I. La voz de Lina
Un joven vestido de riguroso luto, pero mal vestido, con la levita
demasiado corta y los pantalones demasiado estrechos y el sombrero
demasiado bajo, apoyaba medroso el dedo índice sobre el botón de un
timbre, a la puerta del cuarto de la izquierda del piso segundo, en una
casa del barrio de Salamanca.
O el timbre no sonó o dentro no le oyeron; porque la puerta
no quiso abrirse. El joven se mordió los labios. Parecía enojarle no
poco aquella pasiva oposición de la puerta. Necesitó no pequeño esfuerzo
de ánimo para decidirse a tocar el botón otra vez, y para hacerlo
esperó un intervalo inverosímil. –«Sin duda no me han oído» –necesitó
pensar para animarse a tentar de nuevo fortuna. La superstición de los
desgraciados ya le había hecho imaginar que no le abrían porque no le
habían conocido, sin verle.
El pobre Speraindeo, injusto como suelen serlo también los
desventurados, empezó a pensar mal de su tío el Sr.
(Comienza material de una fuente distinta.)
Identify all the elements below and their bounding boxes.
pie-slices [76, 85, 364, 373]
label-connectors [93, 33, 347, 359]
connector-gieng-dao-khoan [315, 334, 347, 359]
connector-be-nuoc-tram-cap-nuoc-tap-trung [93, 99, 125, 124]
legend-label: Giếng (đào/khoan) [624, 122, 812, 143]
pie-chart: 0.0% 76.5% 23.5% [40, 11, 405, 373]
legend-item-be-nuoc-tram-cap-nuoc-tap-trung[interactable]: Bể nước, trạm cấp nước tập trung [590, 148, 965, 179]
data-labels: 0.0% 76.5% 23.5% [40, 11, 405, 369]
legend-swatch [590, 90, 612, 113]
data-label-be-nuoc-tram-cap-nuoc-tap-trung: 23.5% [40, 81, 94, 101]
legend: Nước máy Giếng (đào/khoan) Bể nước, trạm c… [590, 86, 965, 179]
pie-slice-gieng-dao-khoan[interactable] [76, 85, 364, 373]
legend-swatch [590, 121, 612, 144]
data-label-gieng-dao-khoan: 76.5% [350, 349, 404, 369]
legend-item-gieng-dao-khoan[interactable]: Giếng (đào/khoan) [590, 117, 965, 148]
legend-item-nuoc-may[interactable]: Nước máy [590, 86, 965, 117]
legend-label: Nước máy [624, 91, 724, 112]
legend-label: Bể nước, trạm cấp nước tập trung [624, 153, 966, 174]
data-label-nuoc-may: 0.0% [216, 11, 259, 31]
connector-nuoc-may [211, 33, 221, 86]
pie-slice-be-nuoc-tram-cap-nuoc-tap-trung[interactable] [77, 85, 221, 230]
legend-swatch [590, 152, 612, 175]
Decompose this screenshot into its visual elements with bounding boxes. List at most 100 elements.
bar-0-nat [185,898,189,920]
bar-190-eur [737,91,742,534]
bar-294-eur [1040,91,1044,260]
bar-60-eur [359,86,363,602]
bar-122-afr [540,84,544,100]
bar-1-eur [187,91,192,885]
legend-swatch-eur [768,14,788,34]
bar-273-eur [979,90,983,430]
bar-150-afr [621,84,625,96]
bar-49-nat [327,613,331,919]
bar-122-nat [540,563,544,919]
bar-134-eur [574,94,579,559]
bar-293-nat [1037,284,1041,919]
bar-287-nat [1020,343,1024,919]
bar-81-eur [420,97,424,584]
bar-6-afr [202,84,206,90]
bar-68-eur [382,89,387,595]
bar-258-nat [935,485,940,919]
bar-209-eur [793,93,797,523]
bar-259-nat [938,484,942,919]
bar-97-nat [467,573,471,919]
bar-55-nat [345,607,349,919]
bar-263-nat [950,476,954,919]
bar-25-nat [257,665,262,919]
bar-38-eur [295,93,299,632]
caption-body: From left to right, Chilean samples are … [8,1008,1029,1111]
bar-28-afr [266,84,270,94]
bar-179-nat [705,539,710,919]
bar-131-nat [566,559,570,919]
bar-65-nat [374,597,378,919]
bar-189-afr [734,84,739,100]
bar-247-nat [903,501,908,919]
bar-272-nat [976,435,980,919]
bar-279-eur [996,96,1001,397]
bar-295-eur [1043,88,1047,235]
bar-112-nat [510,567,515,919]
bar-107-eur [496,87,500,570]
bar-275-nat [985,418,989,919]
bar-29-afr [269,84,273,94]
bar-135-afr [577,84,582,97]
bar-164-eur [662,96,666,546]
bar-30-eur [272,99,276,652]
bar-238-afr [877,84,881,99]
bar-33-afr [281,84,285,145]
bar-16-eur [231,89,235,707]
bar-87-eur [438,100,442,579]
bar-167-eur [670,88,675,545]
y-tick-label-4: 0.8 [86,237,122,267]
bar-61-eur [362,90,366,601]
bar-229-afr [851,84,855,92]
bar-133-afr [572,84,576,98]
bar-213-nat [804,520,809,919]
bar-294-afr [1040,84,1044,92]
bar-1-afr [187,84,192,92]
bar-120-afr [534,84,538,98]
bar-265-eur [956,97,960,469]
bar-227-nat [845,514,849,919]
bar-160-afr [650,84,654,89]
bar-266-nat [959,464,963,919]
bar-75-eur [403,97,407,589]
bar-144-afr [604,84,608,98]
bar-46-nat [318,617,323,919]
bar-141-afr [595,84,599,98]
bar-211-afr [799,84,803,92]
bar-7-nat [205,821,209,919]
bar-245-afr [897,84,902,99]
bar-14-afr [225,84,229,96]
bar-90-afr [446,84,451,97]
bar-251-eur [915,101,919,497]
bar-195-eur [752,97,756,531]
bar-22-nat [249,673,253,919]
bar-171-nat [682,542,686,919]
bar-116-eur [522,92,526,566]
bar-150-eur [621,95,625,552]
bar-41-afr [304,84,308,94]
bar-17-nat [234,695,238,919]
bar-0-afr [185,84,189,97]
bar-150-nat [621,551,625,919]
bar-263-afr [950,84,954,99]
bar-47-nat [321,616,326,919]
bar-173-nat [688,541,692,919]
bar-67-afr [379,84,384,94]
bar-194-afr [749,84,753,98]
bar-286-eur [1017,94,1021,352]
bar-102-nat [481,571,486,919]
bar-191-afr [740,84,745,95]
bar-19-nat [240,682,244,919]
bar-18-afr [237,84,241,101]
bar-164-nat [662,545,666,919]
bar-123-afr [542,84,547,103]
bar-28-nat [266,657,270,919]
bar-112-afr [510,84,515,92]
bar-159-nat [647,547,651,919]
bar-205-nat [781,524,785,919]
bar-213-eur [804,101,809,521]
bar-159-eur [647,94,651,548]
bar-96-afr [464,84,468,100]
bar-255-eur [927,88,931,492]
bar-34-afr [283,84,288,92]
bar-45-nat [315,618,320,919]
Soldevilla,
inquilino de aquel cuarto izquierdo. –«Tiene un corazón de hielo, ¡bien
decía mi padre!»– Así exclamó el pobre muchacho, después que sintió con
terror pasar algunos minutos sin que la puerta se moviese. Se decidió a
ser un héroe; como Moisés, sin fe, llamó por tercera vez, pero ya casi
desesperado. Se corrió entonces la tapa de la rejilla, y una voz que le
llegó al corazón estremeciéndole, le preguntó –¿Quién es?–. Speraindeo
mientras pensaba que aquella voz parecía la de su difunta madre,
contestó con otra pregunta. ¿El señor Soldevilla vive aquí?
–Sí, señor, pero... no está en casa.
–¡No está!
–No señor. Si Vd. tiene que dejar algún recado... Yo soy su hija.
–¡Rosario!...
–Servidora de Vd.... ¿Usted sería acaso...
–Yo soy su primo de Vd.. . soy... Speraindeo.